Fiction writer and memoirist Tobias Wolff will be the 2009 visiting author in the Writer’s Voice Series sponsored by the A. Frank Smith, Jr. Library Center at Southwestern University. Wolff will give a public lecture titled “Saved by Stories: This Writer’s Life” at 8 p.m. Tuesday, Nov. 10, in the Alma Thomas Theater.

Wolff’s books include the memoirs In Pharaoh’s Army and This Boy’s Life, which was made into a 1993 movie starring Leonardo DiCaprio and Robert DeNiro. He also has published a novel, Old School, and a short novel, The Barracks Thief.

In addition, Wolff has written four collections of stories including the 2008 book, Our Story Begins: New and Selected Stories, as well as the earlier collections In The Garden of the North American Martyrs, Back in the World and The Night in Question.

He also has edited several anthologies, among them Best American Short Stories, A Doctor’s Visit: The Short Stories of Anton Chekhov and The Vintage Book of Contemporary American Stories.

“Tobias Wolff is the quintessential American novelist and short-story writer,” said Lynne Brody, dean of Library Services. Brody said her favorite book by Wolff is Old School, which she describes as “a celebration of the impact of literature on young people.”

Born in Alabama in 1945, Wolff travelled the country with his mother, finally settling in Washington State, where he grew up. He attended the Hill School in Pennsylvania until he was expelled for repeated failures in mathematics in his final year, whereupon he joined the Army. He spent four years as a paratrooper, including a tour in Vietnam. Following his discharge he attended Oxford University in England, where he received a First Class Honours degree in English in 1972.

Returning to the United States, Wolff worked variously as a reporter, a night watchman, a waiter and a high school teacher before receiving a Wallace Stegner Fellowship in Creative Writing at Stanford University in 1975. He is currently the Ward W. and Priscilla B. Woods Professor in the Humanities at Stanford University.
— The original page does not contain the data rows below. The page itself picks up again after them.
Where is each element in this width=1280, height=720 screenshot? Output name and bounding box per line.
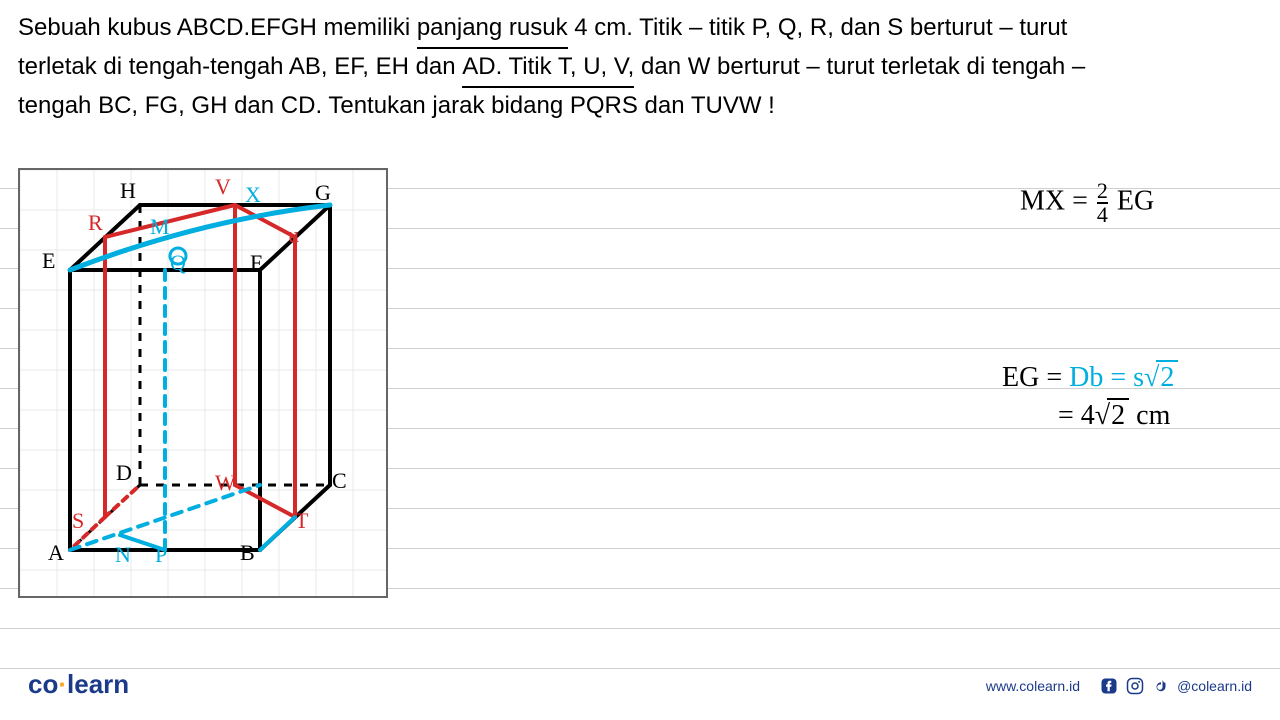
- eq-eg-rad: 2: [1156, 360, 1178, 393]
- q-line1b: 4 cm. Titik – titik P, Q, R, dan S bertu…: [568, 14, 1068, 41]
- eq-mx-frac: 2 4: [1097, 180, 1108, 226]
- brand-b: learn: [67, 669, 129, 699]
- cube-label-Q: Q: [170, 250, 186, 276]
- cube-diagram: H VX G R Mu E Q F D W C S T A NP B: [18, 168, 388, 598]
- cube-label-F: F: [250, 250, 262, 276]
- cube-label-P: P: [155, 542, 167, 568]
- q-line2b: dan W berturut – turut terletak di tenga…: [634, 53, 1085, 80]
- footer-socials: @colearn.id: [1099, 676, 1252, 696]
- cube-label-G: G: [315, 180, 331, 206]
- cube-label-D: D: [116, 460, 132, 486]
- tiktok-icon: [1151, 676, 1171, 696]
- q-line1u: panjang rusuk: [417, 10, 568, 49]
- footer: co·learn www.colearn.id @colearn.id: [0, 664, 1280, 700]
- cube-label-T: T: [295, 508, 308, 534]
- cube-label-U: u: [288, 222, 299, 248]
- sqrt-icon: 2: [1144, 362, 1178, 394]
- eq-mx-den: 4: [1097, 202, 1108, 226]
- question-text: Sebuah kubus ABCD.EFGH memiliki panjang …: [18, 10, 1262, 124]
- brand-a: co: [28, 669, 58, 699]
- eq-eg2-a: = 4: [1058, 400, 1095, 431]
- brand-dot-icon: ·: [58, 669, 67, 699]
- instagram-icon: [1125, 676, 1145, 696]
- cube-label-R: R: [88, 210, 103, 236]
- eq-mx-num: 2: [1097, 180, 1108, 202]
- cube-label-N: N: [115, 542, 131, 568]
- cube-label-V: V: [215, 174, 231, 200]
- sqrt-icon-2: 2: [1095, 400, 1129, 432]
- cube-label-W: W: [215, 470, 236, 496]
- cube-label-E: E: [42, 248, 55, 274]
- cube-label-A: A: [48, 540, 64, 566]
- equation-eg2: = 4 2 cm: [1058, 400, 1170, 432]
- q-line2a: terletak di tengah-tengah AB, EF, EH dan: [18, 53, 462, 80]
- eq-mx-lhs: MX =: [1020, 185, 1088, 216]
- cube-label-B: B: [240, 540, 255, 566]
- equation-mx: MX = 2 4 EG: [1020, 180, 1154, 226]
- cube-label-S: S: [72, 508, 84, 534]
- facebook-icon: [1099, 676, 1119, 696]
- q-line3: tengah BC, FG, GH dan CD. Tentukan jarak…: [18, 92, 775, 119]
- eq-eg2-rad: 2: [1107, 398, 1129, 431]
- q-line2u: AD. Titik T, U, V,: [462, 49, 634, 88]
- footer-site: www.colearn.id: [986, 678, 1080, 694]
- eq-eg-a: EG =: [1002, 362, 1069, 393]
- footer-handle: @colearn.id: [1177, 678, 1252, 694]
- brand-logo: co·learn: [28, 669, 129, 700]
- cube-label-C: C: [332, 468, 347, 494]
- eq-eg2-b: cm: [1129, 400, 1170, 431]
- cube-label-X: X: [245, 182, 261, 208]
- cube-label-M: M: [150, 214, 170, 240]
- eq-eg-b: Db = s: [1069, 362, 1144, 393]
- q-line1a: Sebuah kubus ABCD.EFGH memiliki: [18, 14, 417, 41]
- cube-label-H: H: [120, 178, 136, 204]
- equation-eg: EG = Db = s 2: [1002, 362, 1178, 394]
- eq-mx-tail: EG: [1117, 185, 1154, 216]
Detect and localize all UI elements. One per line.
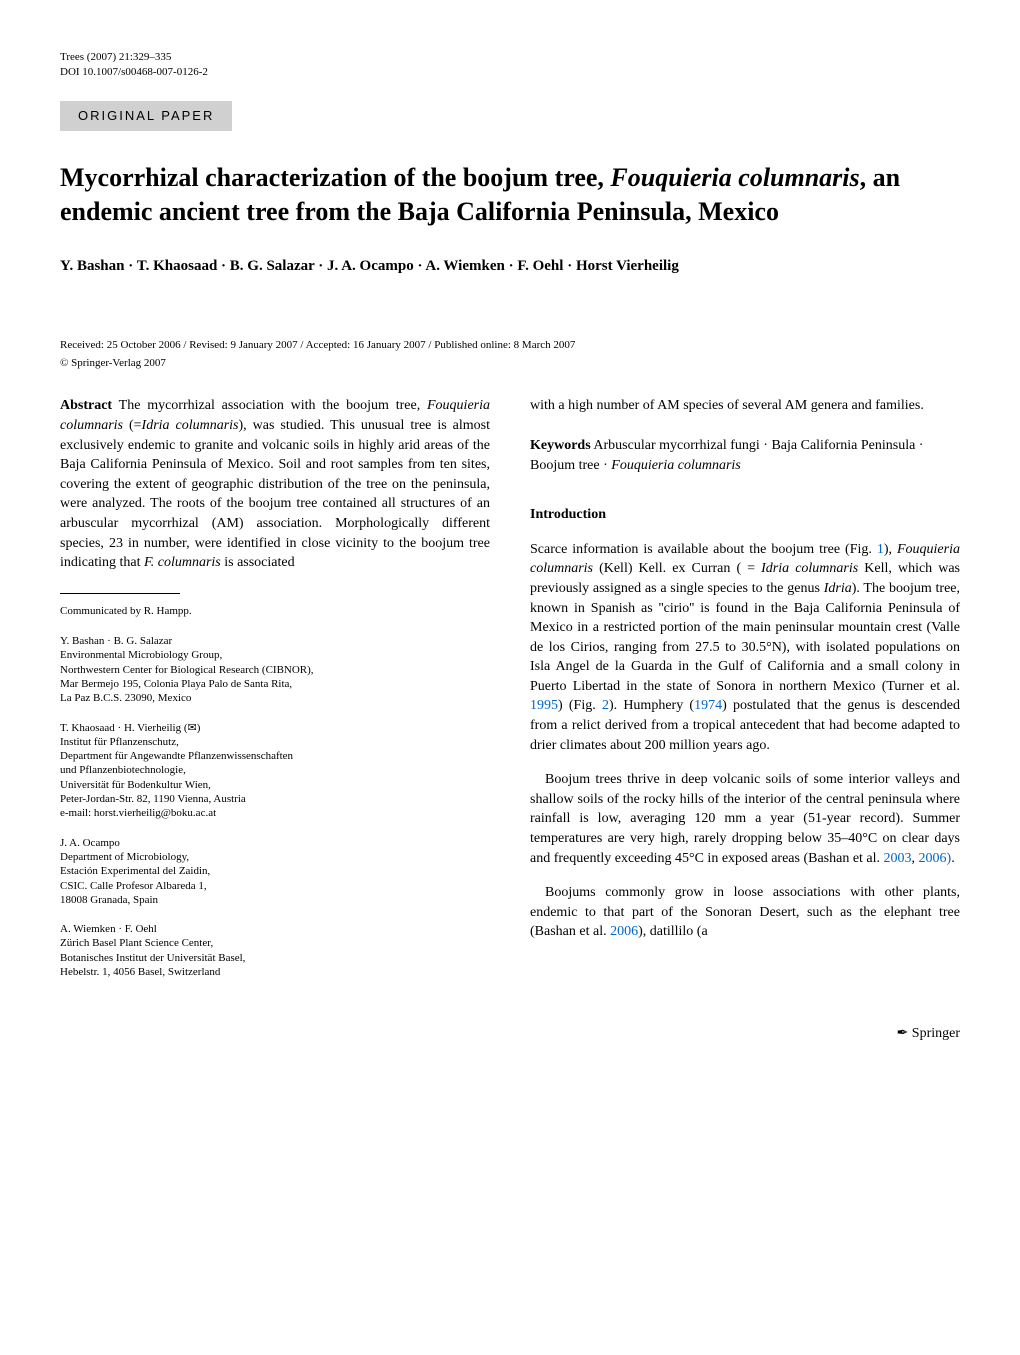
affiliation-line: Northwestern Center for Biological Resea… [60,663,490,677]
affiliation-line: Peter-Jordan-Str. 82, 1190 Vienna, Austr… [60,792,490,806]
springer-logo: ✒ Springer [60,1024,960,1044]
affiliation-authors: J. A. Ocampo [60,836,490,850]
abstract: Abstract The mycorrhizal association wit… [60,396,490,572]
affiliation-2: T. Khaosaad · H. Vierheilig (✉) Institut… [60,721,490,821]
affiliation-line: Department für Angewandte Pflanzenwissen… [60,749,490,763]
intro-para-1: Scarce information is available about th… [530,540,960,756]
introduction-heading: Introduction [530,505,960,525]
affiliation-line: 18008 Granada, Spain [60,893,490,907]
communicated-by: Communicated by R. Hampp. [60,604,490,619]
affiliation-line: Department of Microbiology, [60,850,490,864]
main-content: Abstract The mycorrhizal association wit… [60,396,960,994]
affiliation-3: J. A. Ocampo Department of Microbiology,… [60,836,490,907]
affiliation-4: A. Wiemken · F. Oehl Zürich Basel Plant … [60,922,490,979]
intro-para-3: Boojums commonly grow in loose associati… [530,883,960,942]
authors-list: Y. Bashan · T. Khaosaad · B. G. Salazar … [60,254,960,278]
abstract-continuation: with a high number of AM species of seve… [530,396,960,416]
affiliation-line: Botanisches Institut der Universität Bas… [60,951,490,965]
affiliation-line: Hebelstr. 1, 4056 Basel, Switzerland [60,965,490,979]
intro-para-2: Boojum trees thrive in deep volcanic soi… [530,770,960,868]
affiliation-line: Universität für Bodenkultur Wien, [60,778,490,792]
affiliation-line: CSIC. Calle Profesor Albareda 1, [60,879,490,893]
right-column: with a high number of AM species of seve… [530,396,960,994]
article-title: Mycorrhizal characterization of the booj… [60,161,960,229]
separator [60,593,180,594]
affiliation-line: e-mail: horst.vierheilig@boku.ac.at [60,806,490,820]
copyright: © Springer-Verlag 2007 [60,356,960,371]
abstract-label: Abstract [60,398,112,413]
affiliation-authors: Y. Bashan · B. G. Salazar [60,634,490,648]
affiliation-line: Zürich Basel Plant Science Center, [60,936,490,950]
journal-citation: Trees (2007) 21:329–335 [60,50,960,65]
doi: DOI 10.1007/s00468-007-0126-2 [60,65,960,80]
affiliation-line: Institut für Pflanzenschutz, [60,735,490,749]
affiliation-1: Y. Bashan · B. G. Salazar Environmental … [60,634,490,705]
section-label: ORIGINAL PAPER [60,101,232,131]
affiliation-line: Environmental Microbiology Group, [60,648,490,662]
affiliation-line: Mar Bermejo 195, Colonia Playa Palo de S… [60,677,490,691]
publication-dates: Received: 25 October 2006 / Revised: 9 J… [60,338,960,353]
journal-header: Trees (2007) 21:329–335 DOI 10.1007/s004… [60,50,960,81]
affiliation-line: La Paz B.C.S. 23090, Mexico [60,691,490,705]
affiliation-line: und Pflanzenbiotechnologie, [60,763,490,777]
left-column: Abstract The mycorrhizal association wit… [60,396,490,994]
affiliation-line: Estación Experimental del Zaidin, [60,864,490,878]
keywords: Keywords Arbuscular mycorrhizal fungi · … [530,436,960,475]
affiliation-authors: T. Khaosaad · H. Vierheilig (✉) [60,721,490,735]
affiliation-authors: A. Wiemken · F. Oehl [60,922,490,936]
keywords-label: Keywords [530,438,591,453]
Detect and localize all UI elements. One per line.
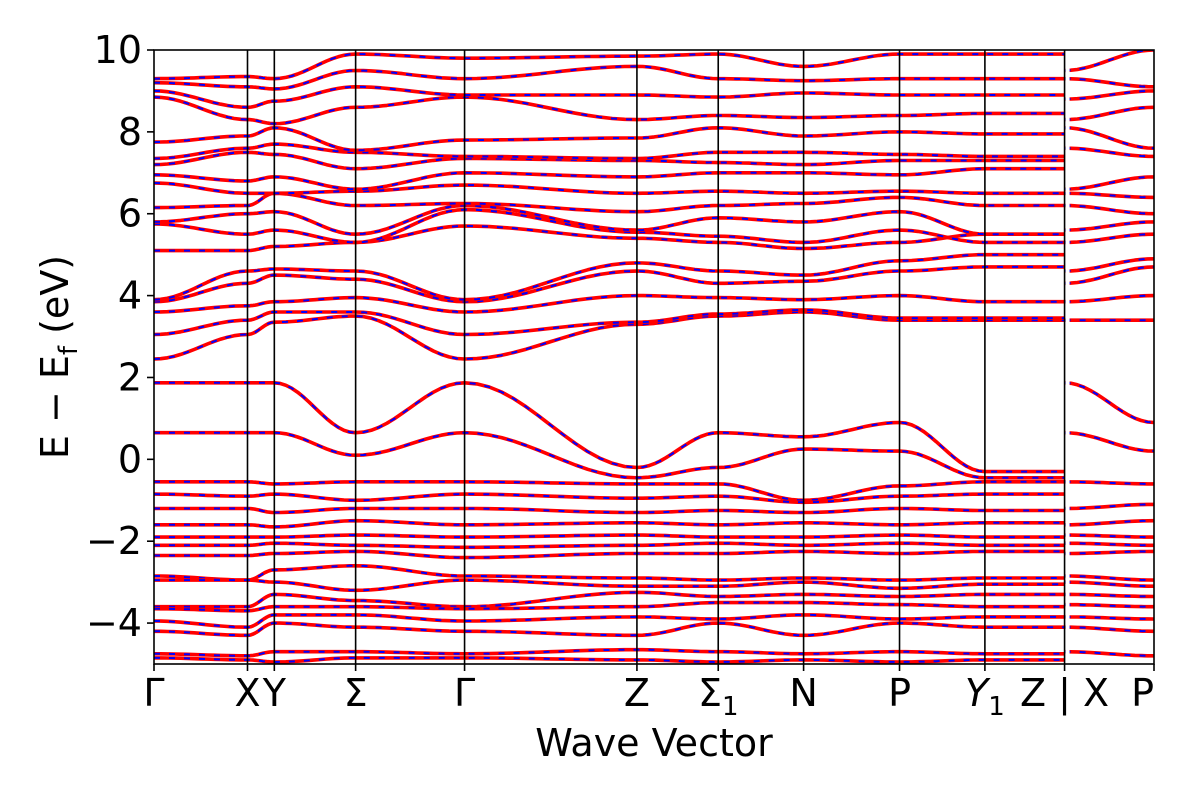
band-line-61 bbox=[1064, 625, 1154, 634]
band-lines bbox=[154, 50, 1154, 664]
y-axis-label-subscript: f bbox=[54, 345, 84, 355]
band-line-43 bbox=[1064, 518, 1154, 527]
y-tick-label: 2 bbox=[118, 355, 142, 399]
x-tick-label: X bbox=[234, 671, 260, 715]
band-line-overlay-29 bbox=[154, 96, 1065, 125]
band-line-2 bbox=[154, 430, 1065, 480]
band-line-overlay-9 bbox=[154, 265, 1065, 303]
band-line-overlay-15 bbox=[154, 208, 1065, 244]
x-tick-label: Γ bbox=[143, 671, 164, 715]
band-line-53 bbox=[1064, 580, 1154, 588]
band-line-7 bbox=[154, 293, 1065, 314]
band-line-overlay-6 bbox=[154, 308, 1065, 336]
band-line-47 bbox=[1064, 541, 1154, 548]
band-line-52 bbox=[154, 578, 1065, 593]
x-tick-label: P bbox=[1131, 671, 1154, 715]
band-line-overlay-30 bbox=[1064, 106, 1154, 121]
band-line-overlay-10 bbox=[1064, 265, 1154, 285]
y-axis-label-unit: (eV) bbox=[33, 255, 77, 346]
band-line-57 bbox=[1064, 602, 1154, 609]
band-line-21 bbox=[1064, 191, 1154, 200]
plot-frame bbox=[153, 49, 1155, 665]
band-line-59 bbox=[1064, 615, 1154, 621]
x-tick-label: Σ1 bbox=[698, 671, 739, 722]
band-line-overlay-28 bbox=[1064, 126, 1154, 150]
band-line-34 bbox=[1064, 76, 1154, 89]
band-line-38 bbox=[1064, 480, 1154, 486]
band-line-27 bbox=[154, 126, 1065, 153]
band-line-overlay-2 bbox=[154, 431, 1065, 479]
band-line-41 bbox=[1064, 502, 1154, 511]
band-line-16 bbox=[1064, 220, 1154, 232]
high-symmetry-lines bbox=[246, 50, 1070, 664]
y-axis-label: E − Ef (eV) bbox=[33, 255, 84, 459]
band-line-overlay-36 bbox=[1064, 50, 1154, 72]
band-line-45 bbox=[1064, 533, 1154, 539]
band-line-overlay-27 bbox=[154, 126, 1065, 152]
band-line-55 bbox=[1064, 592, 1154, 599]
y-tick-label: −2 bbox=[86, 519, 142, 563]
band-line-31 bbox=[154, 85, 1065, 110]
band-line-63 bbox=[1064, 649, 1154, 658]
y-tick-label: 8 bbox=[118, 110, 142, 154]
x-tick-label: Z bbox=[624, 671, 650, 715]
x-tick-label: Y1 bbox=[965, 671, 1005, 722]
x-tick-label: Z | X bbox=[1020, 671, 1109, 716]
y-ticks: −4 −2 0 2 4 6 8 10 bbox=[86, 28, 154, 645]
band-line-19 bbox=[1064, 203, 1154, 216]
band-line-51 bbox=[1064, 574, 1154, 582]
band-line-overlay-3 bbox=[1064, 431, 1154, 453]
band-line-overlay-12 bbox=[1064, 257, 1154, 272]
band-line-overlay-35 bbox=[154, 53, 1065, 80]
band-line-14 bbox=[1064, 232, 1154, 245]
x-axis-label: Wave Vector bbox=[535, 721, 773, 765]
x-tick-label: Γ bbox=[454, 671, 475, 715]
band-line-25 bbox=[1064, 146, 1154, 159]
path-break-gap bbox=[1065, 51, 1070, 663]
y-tick-label: 0 bbox=[118, 437, 142, 481]
x-ticks: Γ X Y Σ Γ Z Σ1 N P Y1 Z | X P bbox=[143, 664, 1155, 722]
band-line-32 bbox=[1064, 89, 1154, 101]
y-tick-label: 6 bbox=[118, 192, 142, 236]
band-line-49 bbox=[1064, 549, 1154, 556]
y-axis-label-main: E − E bbox=[33, 355, 77, 459]
band-line-overlay-4 bbox=[154, 311, 1065, 361]
band-line-18 bbox=[154, 191, 1065, 214]
band-line-overlay-1 bbox=[1064, 381, 1154, 424]
x-tick-label: N bbox=[789, 671, 817, 715]
y-tick-label: 4 bbox=[118, 274, 142, 318]
band-line-overlay-60 bbox=[154, 622, 1065, 637]
y-tick-label: −4 bbox=[86, 601, 142, 645]
band-line-20 bbox=[154, 181, 1065, 196]
band-line-overlay-23 bbox=[1064, 175, 1154, 191]
x-tick-label: Y bbox=[262, 671, 287, 715]
band-line-overlay-31 bbox=[154, 85, 1065, 109]
band-line-8 bbox=[1064, 293, 1154, 304]
x-tick-label: Σ bbox=[344, 671, 368, 715]
band-line-50 bbox=[154, 564, 1065, 582]
x-tick-label: P bbox=[888, 671, 911, 715]
y-tick-label: 10 bbox=[94, 28, 142, 72]
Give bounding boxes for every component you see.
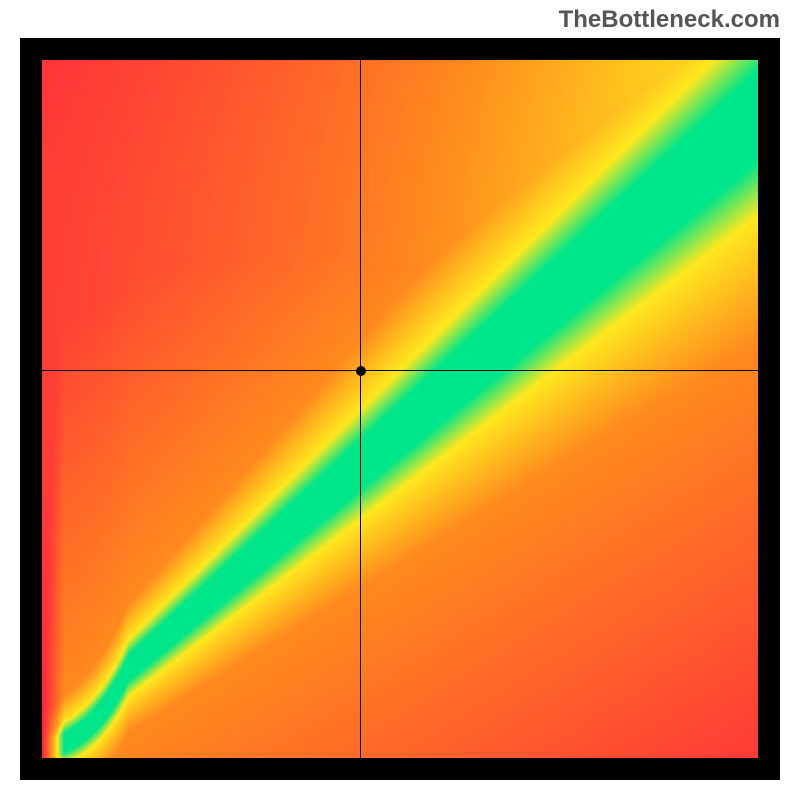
watermark-text: TheBottleneck.com xyxy=(559,6,780,34)
crosshair-horizontal xyxy=(42,370,758,371)
heatmap-canvas xyxy=(42,60,758,758)
chart-container: TheBottleneck.com xyxy=(0,0,800,800)
crosshair-dot xyxy=(356,366,366,376)
crosshair-vertical xyxy=(360,60,361,758)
Wolff’s work is translated widely and has received numerous awards, including the PEN/Faulkner Award, the Los Angeles Times Book Prize, both the PEN/Malamud and the Rea Awards for Excellence in the Short Story, and the Academy Award in Literature from the American Academy of Arts and Letters.

Wolff’s Nov. 10 lecture at Southwestern is free, but tickets are required. Southwestern students, faculty and staff may begin reserving tickets Sept. 28. The general public may begin reserving tickets Oct. 12. Tickets may be reserved on the library web site.

Several preliminary events are being held in conjunction with Wolff’s visit. These include an Oct. 28 showing of “This Boy’s Life”, which will be held at 7 p.m. in Olin 110.

Previous guests in the Writer’s Voice Series have included Joyce Carol Oates, Russell Banks, Margaret Atwood, Michael Chabon, Carlos Fuentes, Robert Pinsky, Amy Tan and Azar Nafisi.